Try as they did, no city could top the fanfare that New Yorkers gave: forty cars of food plus a ticker-tape parade. More than 100,000 New Yorkers lined the streets to celebrate this extraordinary act of giving. Even Hollywood’s audacious sendoff could not compare to the show that New York put on. Two railway barges laden with food took victory laps around the Statue of Liberty as jets of water one hundred feet high arched across them in majestic streams. Then the Friendship Train’s supplies were loaded onto the first of four ships that would cross the Atlantic to deliver its cargo to France. With the smashing of a champagne bottle on its bow, the USS Leader was re-Christened the “Friend Ship” and sent on its way. Those shipments would go not just to the French, but to Italians, Germans, and Austrians, America’s former foes.
Politicians of both parties attached themselves to the popular phenomenon. New York’s Republican Governor Thomas E. Dewey, eyeing yet another run at the presidency, called the train “an important contribution to world peace.” New York City’s Democratic Mayor, William O’Dwyer, convened a ceremony at City Hall, where thousands of children, released from school, were invited to participate in the festivities. The Mayor proclaimed the episode “a material symbol of the desire of our people to relieve the hunger and suffering of our fellow humans in Italy and France.” Warren Austin, America’s Ambassador to the United Nations, simply called it an act of “peace-mongering.” New Yorkers gave an additional $73,000 toward the purchase of food. And throughout the episode, every corporation and labor union—from teamsters to dock workers, from railways to shipping lines—provided its services entirely free of charge. The hope had been to deliver the food to France and Italy by Christmas. At the ceremony, the French Consul General called the Captain of the Friend Ship “a real Santa Claus.”
In the end, the Friendship Train had swelled to an astonishing 481 cars, with the first shipment of food to France weighing more than eight million pounds.
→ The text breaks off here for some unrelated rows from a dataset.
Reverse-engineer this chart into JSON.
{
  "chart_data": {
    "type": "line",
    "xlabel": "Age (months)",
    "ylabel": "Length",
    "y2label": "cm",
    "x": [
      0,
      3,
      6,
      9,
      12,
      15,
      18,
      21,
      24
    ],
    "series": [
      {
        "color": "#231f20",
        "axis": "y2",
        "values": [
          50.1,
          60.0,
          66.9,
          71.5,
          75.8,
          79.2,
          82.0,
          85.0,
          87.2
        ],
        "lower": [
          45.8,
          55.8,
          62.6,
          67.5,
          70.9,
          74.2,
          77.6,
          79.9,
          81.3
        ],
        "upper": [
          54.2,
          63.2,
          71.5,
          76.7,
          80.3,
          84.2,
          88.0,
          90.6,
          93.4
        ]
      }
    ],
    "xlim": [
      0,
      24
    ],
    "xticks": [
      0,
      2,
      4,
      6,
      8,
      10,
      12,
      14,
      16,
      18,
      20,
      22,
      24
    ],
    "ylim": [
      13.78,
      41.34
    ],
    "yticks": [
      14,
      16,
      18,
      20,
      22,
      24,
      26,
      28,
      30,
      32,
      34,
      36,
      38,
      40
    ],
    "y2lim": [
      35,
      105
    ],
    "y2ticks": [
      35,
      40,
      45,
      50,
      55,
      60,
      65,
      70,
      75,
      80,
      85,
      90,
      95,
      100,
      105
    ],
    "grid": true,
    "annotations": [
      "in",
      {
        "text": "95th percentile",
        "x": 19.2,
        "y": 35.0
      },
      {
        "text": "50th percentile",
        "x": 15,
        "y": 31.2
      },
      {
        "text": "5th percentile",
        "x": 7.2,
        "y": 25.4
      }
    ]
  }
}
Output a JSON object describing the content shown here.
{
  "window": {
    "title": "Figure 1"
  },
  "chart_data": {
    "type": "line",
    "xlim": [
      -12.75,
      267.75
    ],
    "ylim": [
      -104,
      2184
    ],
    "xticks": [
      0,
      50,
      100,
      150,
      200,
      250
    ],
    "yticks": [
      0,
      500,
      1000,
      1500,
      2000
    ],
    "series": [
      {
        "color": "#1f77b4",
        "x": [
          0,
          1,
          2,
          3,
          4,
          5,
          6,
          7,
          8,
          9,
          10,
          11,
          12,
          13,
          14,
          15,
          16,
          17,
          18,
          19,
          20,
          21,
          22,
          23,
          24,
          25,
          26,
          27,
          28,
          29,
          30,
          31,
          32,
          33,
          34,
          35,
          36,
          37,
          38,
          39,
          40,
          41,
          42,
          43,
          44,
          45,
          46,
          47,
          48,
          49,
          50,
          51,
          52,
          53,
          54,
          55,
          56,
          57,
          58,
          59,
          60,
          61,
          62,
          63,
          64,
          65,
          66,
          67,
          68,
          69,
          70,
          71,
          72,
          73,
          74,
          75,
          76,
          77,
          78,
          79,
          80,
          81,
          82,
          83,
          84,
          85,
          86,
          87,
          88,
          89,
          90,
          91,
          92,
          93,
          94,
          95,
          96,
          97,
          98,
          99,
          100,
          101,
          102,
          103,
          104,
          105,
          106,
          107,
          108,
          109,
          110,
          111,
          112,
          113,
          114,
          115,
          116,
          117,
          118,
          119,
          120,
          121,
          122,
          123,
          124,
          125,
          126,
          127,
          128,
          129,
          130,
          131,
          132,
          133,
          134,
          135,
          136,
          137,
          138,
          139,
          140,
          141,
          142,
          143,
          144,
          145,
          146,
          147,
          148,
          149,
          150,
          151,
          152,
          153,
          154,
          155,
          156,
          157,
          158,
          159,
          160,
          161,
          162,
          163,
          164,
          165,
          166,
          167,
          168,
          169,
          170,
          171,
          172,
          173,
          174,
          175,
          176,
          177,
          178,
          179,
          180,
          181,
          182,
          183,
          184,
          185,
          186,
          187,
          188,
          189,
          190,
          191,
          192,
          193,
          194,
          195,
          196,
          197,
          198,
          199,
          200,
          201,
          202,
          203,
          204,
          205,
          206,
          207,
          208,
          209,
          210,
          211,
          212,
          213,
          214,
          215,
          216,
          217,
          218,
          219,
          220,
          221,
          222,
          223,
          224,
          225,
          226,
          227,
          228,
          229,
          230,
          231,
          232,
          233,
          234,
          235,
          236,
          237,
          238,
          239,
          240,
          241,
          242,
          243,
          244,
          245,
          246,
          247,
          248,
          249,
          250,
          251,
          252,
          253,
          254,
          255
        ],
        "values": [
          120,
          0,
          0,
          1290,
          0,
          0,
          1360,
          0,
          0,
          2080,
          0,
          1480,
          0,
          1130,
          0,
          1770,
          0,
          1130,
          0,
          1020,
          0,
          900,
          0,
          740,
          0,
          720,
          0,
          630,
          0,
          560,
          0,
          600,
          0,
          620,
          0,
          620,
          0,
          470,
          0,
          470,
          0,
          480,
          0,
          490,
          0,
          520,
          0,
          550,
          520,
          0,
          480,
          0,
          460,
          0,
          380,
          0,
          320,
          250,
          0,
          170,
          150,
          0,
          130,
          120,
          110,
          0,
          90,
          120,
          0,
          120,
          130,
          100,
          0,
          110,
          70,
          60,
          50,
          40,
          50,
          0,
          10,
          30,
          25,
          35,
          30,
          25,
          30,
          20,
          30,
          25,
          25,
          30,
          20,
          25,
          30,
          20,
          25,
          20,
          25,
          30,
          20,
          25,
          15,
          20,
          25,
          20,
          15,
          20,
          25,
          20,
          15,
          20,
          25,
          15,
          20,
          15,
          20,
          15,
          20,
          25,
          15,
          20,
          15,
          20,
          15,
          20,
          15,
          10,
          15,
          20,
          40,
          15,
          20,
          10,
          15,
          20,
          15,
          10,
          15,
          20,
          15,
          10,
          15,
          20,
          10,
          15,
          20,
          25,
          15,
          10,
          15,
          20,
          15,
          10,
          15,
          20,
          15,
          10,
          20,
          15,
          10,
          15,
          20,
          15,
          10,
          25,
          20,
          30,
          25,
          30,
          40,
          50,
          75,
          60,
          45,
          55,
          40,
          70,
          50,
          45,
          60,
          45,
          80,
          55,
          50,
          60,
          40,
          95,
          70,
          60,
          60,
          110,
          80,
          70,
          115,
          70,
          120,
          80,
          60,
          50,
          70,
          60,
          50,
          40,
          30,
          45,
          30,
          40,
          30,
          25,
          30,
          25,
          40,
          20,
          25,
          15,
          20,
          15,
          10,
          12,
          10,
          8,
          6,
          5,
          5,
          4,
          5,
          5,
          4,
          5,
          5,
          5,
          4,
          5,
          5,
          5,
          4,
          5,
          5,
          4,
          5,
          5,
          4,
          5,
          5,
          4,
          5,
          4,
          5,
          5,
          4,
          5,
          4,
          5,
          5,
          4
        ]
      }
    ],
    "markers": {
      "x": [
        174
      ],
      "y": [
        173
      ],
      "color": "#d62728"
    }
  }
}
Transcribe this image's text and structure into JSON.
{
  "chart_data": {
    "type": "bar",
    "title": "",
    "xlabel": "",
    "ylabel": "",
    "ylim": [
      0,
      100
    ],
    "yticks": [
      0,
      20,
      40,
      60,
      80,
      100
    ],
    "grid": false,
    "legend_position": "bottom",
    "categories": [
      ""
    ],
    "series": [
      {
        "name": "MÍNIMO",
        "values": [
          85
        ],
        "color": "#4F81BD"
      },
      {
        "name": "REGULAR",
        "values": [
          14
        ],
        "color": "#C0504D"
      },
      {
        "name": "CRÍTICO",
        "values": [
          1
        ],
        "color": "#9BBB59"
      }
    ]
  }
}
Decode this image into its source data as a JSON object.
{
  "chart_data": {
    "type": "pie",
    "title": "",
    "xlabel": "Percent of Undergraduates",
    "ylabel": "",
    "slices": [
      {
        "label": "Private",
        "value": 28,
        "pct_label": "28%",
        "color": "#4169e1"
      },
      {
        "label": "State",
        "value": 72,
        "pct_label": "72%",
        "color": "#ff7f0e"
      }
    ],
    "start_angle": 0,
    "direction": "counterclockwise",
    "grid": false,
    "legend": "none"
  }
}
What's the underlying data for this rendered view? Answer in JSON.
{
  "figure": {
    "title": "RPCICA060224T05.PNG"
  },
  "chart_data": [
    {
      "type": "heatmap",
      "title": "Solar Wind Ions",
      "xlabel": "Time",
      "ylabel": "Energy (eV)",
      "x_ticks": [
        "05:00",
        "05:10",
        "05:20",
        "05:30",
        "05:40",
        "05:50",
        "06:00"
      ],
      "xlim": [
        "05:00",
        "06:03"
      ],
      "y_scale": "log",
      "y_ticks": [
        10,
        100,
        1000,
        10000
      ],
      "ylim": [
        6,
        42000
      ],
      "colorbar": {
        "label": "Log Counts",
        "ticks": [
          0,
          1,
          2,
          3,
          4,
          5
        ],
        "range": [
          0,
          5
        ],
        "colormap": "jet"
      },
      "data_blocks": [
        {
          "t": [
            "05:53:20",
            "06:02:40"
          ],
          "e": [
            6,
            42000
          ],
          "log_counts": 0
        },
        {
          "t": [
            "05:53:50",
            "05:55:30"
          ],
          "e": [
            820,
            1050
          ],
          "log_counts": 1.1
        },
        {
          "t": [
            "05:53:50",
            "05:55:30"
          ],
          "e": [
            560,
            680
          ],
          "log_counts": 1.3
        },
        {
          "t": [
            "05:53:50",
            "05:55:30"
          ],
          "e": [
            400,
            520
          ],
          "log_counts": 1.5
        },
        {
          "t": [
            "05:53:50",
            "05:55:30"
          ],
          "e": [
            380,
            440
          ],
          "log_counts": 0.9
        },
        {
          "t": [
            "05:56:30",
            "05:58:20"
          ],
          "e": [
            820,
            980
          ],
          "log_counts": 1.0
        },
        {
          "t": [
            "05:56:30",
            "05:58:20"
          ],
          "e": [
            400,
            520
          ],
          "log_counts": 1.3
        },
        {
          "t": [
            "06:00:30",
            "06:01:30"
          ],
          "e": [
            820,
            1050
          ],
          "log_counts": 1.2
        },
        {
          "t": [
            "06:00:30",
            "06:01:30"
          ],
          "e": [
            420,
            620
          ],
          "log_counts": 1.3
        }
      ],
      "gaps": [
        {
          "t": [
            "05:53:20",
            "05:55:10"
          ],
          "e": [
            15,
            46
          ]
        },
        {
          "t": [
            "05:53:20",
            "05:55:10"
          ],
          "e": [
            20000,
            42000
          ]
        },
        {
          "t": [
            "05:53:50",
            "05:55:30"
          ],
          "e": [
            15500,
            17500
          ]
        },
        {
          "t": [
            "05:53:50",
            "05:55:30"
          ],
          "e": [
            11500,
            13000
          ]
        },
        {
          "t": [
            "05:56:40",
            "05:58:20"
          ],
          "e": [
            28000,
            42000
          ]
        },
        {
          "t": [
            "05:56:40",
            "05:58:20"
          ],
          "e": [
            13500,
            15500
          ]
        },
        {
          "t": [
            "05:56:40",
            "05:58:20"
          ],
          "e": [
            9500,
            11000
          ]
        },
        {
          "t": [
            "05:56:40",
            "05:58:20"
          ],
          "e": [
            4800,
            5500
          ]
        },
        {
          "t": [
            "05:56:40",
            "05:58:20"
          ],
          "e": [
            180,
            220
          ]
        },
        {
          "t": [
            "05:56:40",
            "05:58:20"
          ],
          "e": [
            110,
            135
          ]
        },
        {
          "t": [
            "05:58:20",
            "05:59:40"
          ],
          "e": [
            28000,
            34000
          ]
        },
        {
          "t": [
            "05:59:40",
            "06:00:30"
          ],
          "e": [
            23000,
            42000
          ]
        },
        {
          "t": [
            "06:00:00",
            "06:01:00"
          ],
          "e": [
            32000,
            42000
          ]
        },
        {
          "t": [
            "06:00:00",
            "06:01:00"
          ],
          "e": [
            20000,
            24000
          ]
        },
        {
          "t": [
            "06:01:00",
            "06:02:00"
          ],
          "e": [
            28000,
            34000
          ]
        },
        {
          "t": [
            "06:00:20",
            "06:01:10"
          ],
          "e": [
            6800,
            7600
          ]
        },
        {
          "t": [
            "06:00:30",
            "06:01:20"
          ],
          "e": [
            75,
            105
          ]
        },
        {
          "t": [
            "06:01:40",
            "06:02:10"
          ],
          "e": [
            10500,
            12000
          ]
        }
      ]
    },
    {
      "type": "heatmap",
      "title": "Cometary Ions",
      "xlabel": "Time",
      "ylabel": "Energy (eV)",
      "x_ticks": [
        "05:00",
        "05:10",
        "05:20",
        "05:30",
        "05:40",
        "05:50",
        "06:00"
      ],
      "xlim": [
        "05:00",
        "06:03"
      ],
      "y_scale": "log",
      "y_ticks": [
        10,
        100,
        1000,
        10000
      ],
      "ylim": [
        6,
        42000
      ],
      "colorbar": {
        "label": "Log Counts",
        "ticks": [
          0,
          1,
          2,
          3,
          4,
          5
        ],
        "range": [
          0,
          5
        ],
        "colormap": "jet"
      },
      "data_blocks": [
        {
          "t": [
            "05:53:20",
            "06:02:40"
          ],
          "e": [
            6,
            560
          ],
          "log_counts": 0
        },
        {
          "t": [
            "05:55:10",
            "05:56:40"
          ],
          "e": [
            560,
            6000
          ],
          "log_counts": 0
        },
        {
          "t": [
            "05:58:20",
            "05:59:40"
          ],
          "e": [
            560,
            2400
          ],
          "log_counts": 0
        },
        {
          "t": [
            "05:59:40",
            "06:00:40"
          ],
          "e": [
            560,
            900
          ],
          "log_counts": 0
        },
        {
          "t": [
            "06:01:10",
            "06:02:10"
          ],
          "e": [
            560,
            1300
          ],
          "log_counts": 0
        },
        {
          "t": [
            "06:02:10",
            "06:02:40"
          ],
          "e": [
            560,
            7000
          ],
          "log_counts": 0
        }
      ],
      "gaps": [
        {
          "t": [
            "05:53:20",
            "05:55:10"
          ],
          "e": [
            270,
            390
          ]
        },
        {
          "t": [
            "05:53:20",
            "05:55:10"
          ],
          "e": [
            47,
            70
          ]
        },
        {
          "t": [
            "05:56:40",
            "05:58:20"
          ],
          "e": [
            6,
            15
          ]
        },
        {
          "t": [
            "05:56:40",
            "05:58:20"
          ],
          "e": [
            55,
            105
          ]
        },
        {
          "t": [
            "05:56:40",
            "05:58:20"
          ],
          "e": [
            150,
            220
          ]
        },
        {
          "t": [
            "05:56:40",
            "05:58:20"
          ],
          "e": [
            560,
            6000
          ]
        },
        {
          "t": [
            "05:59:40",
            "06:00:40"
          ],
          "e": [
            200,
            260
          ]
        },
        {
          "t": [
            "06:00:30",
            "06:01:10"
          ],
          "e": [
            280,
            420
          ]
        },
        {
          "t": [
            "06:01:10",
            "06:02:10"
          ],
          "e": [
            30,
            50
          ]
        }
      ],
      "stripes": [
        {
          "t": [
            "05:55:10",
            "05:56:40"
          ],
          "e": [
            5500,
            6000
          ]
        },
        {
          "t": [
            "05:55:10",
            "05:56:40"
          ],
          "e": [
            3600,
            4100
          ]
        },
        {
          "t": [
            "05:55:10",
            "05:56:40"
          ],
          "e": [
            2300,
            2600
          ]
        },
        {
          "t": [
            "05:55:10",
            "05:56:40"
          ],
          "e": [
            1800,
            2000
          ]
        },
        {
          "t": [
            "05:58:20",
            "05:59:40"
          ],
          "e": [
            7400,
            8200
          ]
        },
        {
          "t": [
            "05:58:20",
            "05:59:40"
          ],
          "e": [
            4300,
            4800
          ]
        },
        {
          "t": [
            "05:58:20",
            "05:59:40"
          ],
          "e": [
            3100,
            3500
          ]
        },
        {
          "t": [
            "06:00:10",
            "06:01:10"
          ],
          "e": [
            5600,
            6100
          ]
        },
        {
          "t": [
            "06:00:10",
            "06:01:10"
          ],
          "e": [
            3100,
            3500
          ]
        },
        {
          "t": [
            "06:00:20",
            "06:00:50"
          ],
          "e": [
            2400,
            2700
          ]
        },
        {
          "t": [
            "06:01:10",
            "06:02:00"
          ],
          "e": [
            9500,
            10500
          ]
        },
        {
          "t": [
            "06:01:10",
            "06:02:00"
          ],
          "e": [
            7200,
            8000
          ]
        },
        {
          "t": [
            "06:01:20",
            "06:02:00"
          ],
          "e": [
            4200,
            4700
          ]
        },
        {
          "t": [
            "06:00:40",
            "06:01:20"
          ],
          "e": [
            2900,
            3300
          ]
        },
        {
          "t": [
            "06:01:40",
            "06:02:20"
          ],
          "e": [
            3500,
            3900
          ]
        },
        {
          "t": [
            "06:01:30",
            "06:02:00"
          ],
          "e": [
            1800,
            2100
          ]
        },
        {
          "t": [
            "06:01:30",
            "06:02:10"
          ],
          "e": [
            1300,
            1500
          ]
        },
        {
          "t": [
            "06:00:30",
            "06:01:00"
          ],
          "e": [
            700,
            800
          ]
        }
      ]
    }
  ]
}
The film producer, Harry Warner, Chairman of the train committee, declared that “no other humanitarian appeal in history ever had such a quick and tremendous response.” The committee had chosen Warner (of Warner Brothers Studio) to oversee the effort precisely because it wanted him to generate footage to play in movie theaters across Europe. The entire project was intended as a propaganda bonanza, a chance to showcase America’s goodness on film. It was as if Americans were desperate to show the world who they truly were. But why?